The heart of the 28-page pact between Pepsi and the county government appears on Page 3:

“Exclusivity. Pepsi will be the exclusive Beverage supplier to, and Beverage sponsor of, Customer [Volusia County] and the Facilities, including any applicable Teams. Customer will take all necessary steps to ensure that the Products are the exclusive Beverages of their respective types dispensed or otherwise made available, or in any way advertised, displayed, represented or promoted at or in connection with the Facilities and applicable Teams by any method or through any medium whatsoever (including without limitation digital, print, broadcast, direct mail, coupons, handbills, displays and signage), whether public or private. Customer will not serve, dispense or otherwise make available or permit the availability of, or in any way advertise, display, represent or promote beverage products licensed by, or provided by bottlers licensed by The Coca-Cola Company or any affiliate thereof, or any other supplier of Competitive Products.” [Capitalized words as they appear in the contract]

The effort to boost revenues from private corporations follows from the County Council’s decision last year to seek more sponsorships and to sell naming rights of county assets to companies wanting to put the brands of their products and services out before the public. The council entered into an agreement with the Superlative Group, of Cleveland, to help recruit businesses willing to advertise their presence and increase the county’s revenues. That would apply to makers and marketers of products other than soft drinks, however.

Another provision of the Pepsi contract explains:

“Sponsorship and Promotional Rights.

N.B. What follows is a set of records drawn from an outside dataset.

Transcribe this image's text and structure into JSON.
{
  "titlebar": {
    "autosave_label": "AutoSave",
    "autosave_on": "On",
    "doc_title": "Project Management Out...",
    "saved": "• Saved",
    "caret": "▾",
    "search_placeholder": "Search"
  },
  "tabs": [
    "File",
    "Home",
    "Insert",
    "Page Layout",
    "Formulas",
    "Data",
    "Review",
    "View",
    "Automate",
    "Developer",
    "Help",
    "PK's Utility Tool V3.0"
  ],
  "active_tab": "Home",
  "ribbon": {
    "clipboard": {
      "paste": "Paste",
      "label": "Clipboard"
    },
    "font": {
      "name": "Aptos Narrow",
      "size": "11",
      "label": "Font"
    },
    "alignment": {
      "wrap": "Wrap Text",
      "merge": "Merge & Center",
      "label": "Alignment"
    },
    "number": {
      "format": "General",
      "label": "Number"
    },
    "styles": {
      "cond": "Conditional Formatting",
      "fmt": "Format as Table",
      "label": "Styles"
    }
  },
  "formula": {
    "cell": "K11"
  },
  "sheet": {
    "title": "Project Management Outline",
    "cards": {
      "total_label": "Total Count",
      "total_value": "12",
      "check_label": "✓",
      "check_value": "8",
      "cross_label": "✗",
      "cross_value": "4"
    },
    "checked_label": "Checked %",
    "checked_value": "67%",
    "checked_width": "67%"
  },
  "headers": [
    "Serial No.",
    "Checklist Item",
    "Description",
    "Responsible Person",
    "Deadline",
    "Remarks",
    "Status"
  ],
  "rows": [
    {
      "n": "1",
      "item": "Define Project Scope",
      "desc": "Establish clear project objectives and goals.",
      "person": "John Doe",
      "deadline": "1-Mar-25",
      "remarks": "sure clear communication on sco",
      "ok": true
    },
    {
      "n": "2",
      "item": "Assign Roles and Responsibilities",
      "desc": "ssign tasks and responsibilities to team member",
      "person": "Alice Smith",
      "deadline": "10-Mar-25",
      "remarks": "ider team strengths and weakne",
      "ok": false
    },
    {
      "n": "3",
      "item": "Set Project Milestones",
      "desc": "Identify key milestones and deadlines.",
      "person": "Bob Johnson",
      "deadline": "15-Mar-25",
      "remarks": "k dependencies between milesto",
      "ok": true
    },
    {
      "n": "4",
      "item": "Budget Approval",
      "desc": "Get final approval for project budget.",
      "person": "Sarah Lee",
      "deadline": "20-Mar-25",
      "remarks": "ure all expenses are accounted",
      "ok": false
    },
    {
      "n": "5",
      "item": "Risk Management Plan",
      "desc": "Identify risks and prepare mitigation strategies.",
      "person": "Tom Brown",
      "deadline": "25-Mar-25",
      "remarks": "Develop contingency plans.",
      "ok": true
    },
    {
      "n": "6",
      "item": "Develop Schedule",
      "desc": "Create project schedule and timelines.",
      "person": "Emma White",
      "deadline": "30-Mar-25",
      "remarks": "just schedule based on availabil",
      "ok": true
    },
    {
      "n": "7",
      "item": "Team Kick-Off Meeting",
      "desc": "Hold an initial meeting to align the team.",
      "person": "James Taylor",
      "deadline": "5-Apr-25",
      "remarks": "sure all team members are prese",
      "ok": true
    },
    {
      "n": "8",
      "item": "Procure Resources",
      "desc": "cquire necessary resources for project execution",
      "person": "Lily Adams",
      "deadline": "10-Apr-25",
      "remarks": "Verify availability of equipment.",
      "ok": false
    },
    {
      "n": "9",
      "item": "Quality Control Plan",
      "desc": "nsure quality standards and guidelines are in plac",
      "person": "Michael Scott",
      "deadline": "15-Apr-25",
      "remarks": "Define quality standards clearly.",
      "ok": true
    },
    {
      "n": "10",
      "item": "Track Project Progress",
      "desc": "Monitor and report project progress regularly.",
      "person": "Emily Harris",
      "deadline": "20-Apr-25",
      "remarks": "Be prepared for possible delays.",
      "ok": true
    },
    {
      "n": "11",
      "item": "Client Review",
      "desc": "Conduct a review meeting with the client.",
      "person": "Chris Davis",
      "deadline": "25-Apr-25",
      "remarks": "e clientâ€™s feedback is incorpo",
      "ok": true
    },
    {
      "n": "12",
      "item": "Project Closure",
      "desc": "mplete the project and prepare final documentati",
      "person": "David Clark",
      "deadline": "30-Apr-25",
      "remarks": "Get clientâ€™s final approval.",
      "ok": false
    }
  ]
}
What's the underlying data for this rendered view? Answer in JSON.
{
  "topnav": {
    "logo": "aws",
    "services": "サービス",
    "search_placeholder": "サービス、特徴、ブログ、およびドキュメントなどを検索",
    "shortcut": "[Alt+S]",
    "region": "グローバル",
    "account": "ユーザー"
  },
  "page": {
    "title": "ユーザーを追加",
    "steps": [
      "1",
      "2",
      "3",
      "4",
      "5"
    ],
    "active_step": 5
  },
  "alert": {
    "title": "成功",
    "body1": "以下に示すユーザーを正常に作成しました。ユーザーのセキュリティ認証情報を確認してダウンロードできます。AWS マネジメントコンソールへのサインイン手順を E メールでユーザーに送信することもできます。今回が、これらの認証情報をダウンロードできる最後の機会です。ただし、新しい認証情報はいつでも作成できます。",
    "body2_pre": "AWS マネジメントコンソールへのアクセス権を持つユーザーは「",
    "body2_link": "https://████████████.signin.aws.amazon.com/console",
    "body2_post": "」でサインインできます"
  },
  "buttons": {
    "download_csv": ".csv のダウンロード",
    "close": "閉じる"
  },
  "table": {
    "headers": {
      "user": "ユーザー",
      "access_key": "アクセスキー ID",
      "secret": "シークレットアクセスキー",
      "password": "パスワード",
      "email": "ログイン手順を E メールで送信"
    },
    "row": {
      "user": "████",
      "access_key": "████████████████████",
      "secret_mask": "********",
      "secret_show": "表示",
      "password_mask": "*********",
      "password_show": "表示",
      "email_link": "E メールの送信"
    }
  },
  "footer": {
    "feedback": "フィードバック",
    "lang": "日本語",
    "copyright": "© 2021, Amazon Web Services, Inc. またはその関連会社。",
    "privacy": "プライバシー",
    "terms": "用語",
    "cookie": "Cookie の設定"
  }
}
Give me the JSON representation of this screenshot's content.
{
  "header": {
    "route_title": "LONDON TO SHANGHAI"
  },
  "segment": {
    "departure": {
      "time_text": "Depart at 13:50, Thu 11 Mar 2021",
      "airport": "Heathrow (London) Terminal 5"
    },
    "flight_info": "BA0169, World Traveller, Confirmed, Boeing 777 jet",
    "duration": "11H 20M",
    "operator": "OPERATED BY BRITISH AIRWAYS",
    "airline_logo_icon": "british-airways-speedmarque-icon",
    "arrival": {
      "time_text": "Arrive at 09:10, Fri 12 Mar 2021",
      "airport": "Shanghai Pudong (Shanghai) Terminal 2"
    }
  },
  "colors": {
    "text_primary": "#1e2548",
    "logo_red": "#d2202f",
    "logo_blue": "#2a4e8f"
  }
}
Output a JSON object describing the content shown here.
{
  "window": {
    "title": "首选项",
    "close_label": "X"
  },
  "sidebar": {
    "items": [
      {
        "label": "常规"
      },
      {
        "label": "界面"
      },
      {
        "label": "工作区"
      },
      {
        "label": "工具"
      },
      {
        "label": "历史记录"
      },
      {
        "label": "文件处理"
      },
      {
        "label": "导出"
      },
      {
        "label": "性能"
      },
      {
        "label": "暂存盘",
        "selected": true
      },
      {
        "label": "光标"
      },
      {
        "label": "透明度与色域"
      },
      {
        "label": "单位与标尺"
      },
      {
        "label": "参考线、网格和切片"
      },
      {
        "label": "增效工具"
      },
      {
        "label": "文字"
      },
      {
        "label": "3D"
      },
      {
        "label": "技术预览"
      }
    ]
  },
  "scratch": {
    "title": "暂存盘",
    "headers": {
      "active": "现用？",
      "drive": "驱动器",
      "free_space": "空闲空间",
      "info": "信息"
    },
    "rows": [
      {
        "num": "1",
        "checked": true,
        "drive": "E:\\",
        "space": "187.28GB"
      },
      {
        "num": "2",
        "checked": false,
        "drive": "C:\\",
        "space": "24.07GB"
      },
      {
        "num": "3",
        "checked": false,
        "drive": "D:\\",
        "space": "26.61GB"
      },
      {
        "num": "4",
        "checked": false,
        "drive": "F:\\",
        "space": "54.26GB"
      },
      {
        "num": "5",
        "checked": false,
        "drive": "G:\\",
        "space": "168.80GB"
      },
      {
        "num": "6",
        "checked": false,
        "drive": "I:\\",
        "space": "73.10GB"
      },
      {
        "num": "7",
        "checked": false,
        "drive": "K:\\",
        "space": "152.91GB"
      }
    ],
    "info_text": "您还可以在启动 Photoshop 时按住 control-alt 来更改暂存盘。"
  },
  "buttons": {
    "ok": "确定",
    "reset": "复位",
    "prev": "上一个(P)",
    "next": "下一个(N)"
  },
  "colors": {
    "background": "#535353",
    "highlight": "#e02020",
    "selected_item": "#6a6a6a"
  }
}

Pepsi shall have the right to advertise its Products on signage at the Facilities and in print advertising…. In addition, Customer hereby grants Pepsi the right to promote the fact that Pepsi is the official and exclusive Beverage sponsor of Customer.”

The Pepsi contract further defines beverages as “all carbonated and non-carbonated, non-alcoholic drinks, however dispensed during the Term of this Agreement.”

Those nonalcoholic drinks include not only Pepsi and its like-named variants, but also “water, isotonics, coffees and teas, juices, energy drinks and other beverages from Pepsi,” the contract notes.

As well as having Pepsi as the county’s official soft drink, county officials hope companies will seek to put their names and corporate logos on public assets.

Other possibilities include naming beach approaches after businesses willing to pay to add their names to the beach ramps.

If the county has convinced Pepsi to pay to be Volusia County’s official soft drink, would the county consider having other official products — such as an official beer?

“We need to be careful about what we advertise,” Jennings concluded, adding she doubts the county government would partner with a distillery or brewery.

The Pepsi contract went into effect July 1. It expires June 30, 2033.